En ce qui concerne la responsabilité :

4. D'une part, la commission de médiation a reconnu, le 22 juillet 2020, le caractère urgent et prioritaire de la demande de Mme A au motif qu'elle n'avait pas reçu de proposition de logement dans le délai fixé en application des dispositions de l'article L. 441-1-4 du code de la construction et de l'habitation. Toutefois, le préfet n'a fait aucune offre de logement à Mme A dans le délai de six mois qui a suivi cette décision, soit avant le 22 janvier 2021. D'autre part, l'ordonnance n° 2101385 du 24 mars 2021 par laquelle le tribunal administratif de Cergy - Pontoise a enjoint au préfet des Hauts-de-Seine d'assurer le logement de Mme A avant le 1er juin 2021 sous astreinte de 100 euros par mois n'a reçu aucune exécution.

5. Il résulte de ce qui précède que la requérante est fondée à solliciter l'engagement de la responsabilité de l'État en raison des carences fautives dont il a fait preuve dans la mise en œuvre de son obligation de relogement.

En ce qui concerne l'évaluation des préjudices :

6. Pour établir l'existence de préjudices ayant résulté des carences fautives de l'État, alors que la commission de médiation a reconnu le caractère urgent et prioritaire de la demande de Mme A au seul motif qu'elle n'avait pas reçu de proposition de logement dans le délai fixé en application des dispositions de l'article L. 441-1-4 du code de la construction et de l'habitation, la requérante fait valoir qu'elle est en situation de handicap, de même que son mari, sans toutefois établir, ni même alléguer que son précédent logement aurait été inadapté à ce handicap.
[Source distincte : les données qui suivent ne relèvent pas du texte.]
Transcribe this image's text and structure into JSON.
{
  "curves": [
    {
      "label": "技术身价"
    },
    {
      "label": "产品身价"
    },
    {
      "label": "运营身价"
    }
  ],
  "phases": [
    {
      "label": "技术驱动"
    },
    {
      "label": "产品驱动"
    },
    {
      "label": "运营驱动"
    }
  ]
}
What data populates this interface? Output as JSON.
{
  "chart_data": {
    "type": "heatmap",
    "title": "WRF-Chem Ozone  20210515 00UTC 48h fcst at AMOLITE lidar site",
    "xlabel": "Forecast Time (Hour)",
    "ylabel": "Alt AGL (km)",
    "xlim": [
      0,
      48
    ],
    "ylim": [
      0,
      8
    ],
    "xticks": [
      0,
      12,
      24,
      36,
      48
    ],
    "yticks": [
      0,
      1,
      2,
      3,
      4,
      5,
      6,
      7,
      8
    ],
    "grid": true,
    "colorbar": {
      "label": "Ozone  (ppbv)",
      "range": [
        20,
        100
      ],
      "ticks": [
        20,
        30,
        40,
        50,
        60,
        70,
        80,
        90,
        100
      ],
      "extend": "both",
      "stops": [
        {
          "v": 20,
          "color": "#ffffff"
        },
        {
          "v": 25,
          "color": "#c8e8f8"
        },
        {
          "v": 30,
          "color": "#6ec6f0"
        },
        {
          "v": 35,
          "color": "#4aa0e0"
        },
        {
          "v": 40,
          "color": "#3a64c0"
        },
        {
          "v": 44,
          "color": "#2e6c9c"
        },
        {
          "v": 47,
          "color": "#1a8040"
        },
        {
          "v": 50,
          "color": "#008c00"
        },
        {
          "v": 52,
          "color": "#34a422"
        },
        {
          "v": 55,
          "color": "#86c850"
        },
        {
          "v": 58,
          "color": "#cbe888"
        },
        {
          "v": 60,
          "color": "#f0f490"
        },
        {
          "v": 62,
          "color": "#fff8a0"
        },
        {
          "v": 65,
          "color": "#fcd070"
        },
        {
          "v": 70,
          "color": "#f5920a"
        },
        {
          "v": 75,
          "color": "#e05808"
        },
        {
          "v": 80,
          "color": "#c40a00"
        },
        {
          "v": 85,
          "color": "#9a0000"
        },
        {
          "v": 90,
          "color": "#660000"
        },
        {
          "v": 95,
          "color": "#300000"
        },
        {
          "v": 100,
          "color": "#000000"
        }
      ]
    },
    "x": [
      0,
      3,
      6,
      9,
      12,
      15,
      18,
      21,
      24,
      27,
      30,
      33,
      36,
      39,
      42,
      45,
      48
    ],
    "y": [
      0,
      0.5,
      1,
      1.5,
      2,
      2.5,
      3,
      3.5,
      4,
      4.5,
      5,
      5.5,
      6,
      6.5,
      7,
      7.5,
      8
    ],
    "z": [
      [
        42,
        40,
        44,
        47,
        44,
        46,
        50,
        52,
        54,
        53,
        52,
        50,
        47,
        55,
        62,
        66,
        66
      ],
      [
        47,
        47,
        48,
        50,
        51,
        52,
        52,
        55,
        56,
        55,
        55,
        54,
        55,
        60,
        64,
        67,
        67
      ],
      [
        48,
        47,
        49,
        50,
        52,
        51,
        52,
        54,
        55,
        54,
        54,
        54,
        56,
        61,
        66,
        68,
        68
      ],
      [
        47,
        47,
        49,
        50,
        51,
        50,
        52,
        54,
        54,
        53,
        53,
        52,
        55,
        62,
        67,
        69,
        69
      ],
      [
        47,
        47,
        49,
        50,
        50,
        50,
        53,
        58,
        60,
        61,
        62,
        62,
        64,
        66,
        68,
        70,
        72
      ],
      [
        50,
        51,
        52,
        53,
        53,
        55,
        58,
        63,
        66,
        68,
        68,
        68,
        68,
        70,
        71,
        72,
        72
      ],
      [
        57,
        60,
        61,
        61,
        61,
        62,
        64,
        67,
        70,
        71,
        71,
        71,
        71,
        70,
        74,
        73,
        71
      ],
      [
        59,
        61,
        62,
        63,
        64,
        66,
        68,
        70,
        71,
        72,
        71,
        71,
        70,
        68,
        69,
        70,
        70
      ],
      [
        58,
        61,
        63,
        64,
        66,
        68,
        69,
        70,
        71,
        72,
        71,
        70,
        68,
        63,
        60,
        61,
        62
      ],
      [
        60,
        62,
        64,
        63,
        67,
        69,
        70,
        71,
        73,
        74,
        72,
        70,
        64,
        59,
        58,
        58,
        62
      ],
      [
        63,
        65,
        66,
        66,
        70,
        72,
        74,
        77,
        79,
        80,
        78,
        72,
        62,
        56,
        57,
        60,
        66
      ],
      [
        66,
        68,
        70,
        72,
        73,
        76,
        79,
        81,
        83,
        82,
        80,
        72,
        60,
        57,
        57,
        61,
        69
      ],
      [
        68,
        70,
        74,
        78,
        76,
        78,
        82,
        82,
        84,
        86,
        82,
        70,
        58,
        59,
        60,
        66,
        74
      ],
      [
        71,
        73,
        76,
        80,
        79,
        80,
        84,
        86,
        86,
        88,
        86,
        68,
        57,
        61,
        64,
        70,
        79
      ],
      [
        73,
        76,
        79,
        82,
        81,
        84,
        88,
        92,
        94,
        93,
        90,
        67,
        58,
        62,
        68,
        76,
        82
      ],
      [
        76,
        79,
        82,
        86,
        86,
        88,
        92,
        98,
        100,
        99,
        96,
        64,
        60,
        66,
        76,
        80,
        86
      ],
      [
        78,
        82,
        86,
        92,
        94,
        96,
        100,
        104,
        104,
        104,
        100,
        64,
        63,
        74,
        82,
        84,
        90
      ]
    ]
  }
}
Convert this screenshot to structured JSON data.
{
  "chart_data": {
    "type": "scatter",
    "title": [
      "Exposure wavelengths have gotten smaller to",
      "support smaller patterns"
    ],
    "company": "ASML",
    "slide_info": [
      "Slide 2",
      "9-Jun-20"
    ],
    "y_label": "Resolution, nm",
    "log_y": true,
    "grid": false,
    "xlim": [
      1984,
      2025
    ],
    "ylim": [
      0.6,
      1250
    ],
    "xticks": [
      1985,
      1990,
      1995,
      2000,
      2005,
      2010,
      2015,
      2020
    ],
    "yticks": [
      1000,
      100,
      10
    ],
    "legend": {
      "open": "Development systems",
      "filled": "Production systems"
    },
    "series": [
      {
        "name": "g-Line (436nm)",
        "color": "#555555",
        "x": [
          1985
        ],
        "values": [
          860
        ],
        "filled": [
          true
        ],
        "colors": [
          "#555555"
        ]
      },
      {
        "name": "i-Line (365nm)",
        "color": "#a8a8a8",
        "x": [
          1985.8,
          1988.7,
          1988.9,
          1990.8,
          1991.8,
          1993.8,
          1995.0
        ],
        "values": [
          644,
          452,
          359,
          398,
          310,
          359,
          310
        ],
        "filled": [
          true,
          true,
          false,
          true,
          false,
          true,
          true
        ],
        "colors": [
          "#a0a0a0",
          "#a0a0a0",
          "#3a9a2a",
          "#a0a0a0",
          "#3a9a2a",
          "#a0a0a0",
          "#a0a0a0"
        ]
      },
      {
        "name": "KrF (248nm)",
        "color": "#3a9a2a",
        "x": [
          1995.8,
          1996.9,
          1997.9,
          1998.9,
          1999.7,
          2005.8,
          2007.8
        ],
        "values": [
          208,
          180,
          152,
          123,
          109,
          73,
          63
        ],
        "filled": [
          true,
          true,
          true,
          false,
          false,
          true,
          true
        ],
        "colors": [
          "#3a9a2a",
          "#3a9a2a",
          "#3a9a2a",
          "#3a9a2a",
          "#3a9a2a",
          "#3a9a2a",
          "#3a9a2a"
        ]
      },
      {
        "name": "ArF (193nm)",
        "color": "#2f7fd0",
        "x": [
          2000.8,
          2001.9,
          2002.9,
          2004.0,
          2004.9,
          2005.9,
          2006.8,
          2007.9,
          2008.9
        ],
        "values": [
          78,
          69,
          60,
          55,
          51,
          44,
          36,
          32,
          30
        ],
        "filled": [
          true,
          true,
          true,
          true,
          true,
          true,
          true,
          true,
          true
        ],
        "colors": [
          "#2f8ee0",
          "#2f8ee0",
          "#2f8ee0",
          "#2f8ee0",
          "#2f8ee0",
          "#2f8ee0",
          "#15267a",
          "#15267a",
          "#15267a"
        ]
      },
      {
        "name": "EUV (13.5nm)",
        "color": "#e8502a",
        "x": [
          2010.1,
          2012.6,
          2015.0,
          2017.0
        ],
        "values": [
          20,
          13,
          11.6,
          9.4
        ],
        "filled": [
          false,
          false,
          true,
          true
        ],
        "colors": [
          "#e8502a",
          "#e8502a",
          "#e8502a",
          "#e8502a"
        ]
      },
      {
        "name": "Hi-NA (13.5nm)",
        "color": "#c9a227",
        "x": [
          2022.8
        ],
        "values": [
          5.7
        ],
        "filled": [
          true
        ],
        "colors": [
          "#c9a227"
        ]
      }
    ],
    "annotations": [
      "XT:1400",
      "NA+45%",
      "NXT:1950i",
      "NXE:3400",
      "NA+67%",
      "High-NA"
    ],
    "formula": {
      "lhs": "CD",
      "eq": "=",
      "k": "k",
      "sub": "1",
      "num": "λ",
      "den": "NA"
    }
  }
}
De manière générale, elle ne se prévaut d'aucun motif pour lequel le logement dans lequel l'aurait maintenu la carence fautive de l'État était inadapté à ses besoins ou à ses capacités.

7. Il résulte de ce qui précède que le seul maintien de Mme A dans le logement où elle réside, qui était adapté à ses besoins et à ses capacités, ne peut être regardé comme ayant entraîné pour elle des troubles dans ses conditions d'existence lui ouvrant droit à réparation.

Sur les frais liés au litige :

8. Dès lors que l'État n'est pas la partie perdante dans la présente instance, il y a lieu de rejeter la demande de Mme A présentée sur le fondement des dispositions de l'article L. 761-1 du code de justice administrative et de l'article 37 de la loi du 10 juillet 1991.

Par ces motifs, le tribunal décide:

Article 1 : La requête de Mme A est rejetée.

Article 2 : Le présent jugement sera notifié à Mme C A née B, à Me Poirier-Rossi et au ministre de la transition écologique et de la cohésion des territoires.

Copie en sera adressée au préfet des Hauts-de-Seine.

Rendu public par mise à disposition au greffe le 24 juin 2024.

La magistrate désignée,

M. MonteagleLa greffière,

C. Mas

La République mande et ordonne au ministre de la transition écologique et de la cohésion des territoires en ce qui le concerne et à tous commissaires de justice à ce requis en ce qui concerne les voies de droit commun contre les parties privées, de pourvoir à l'exécution de la présente décision.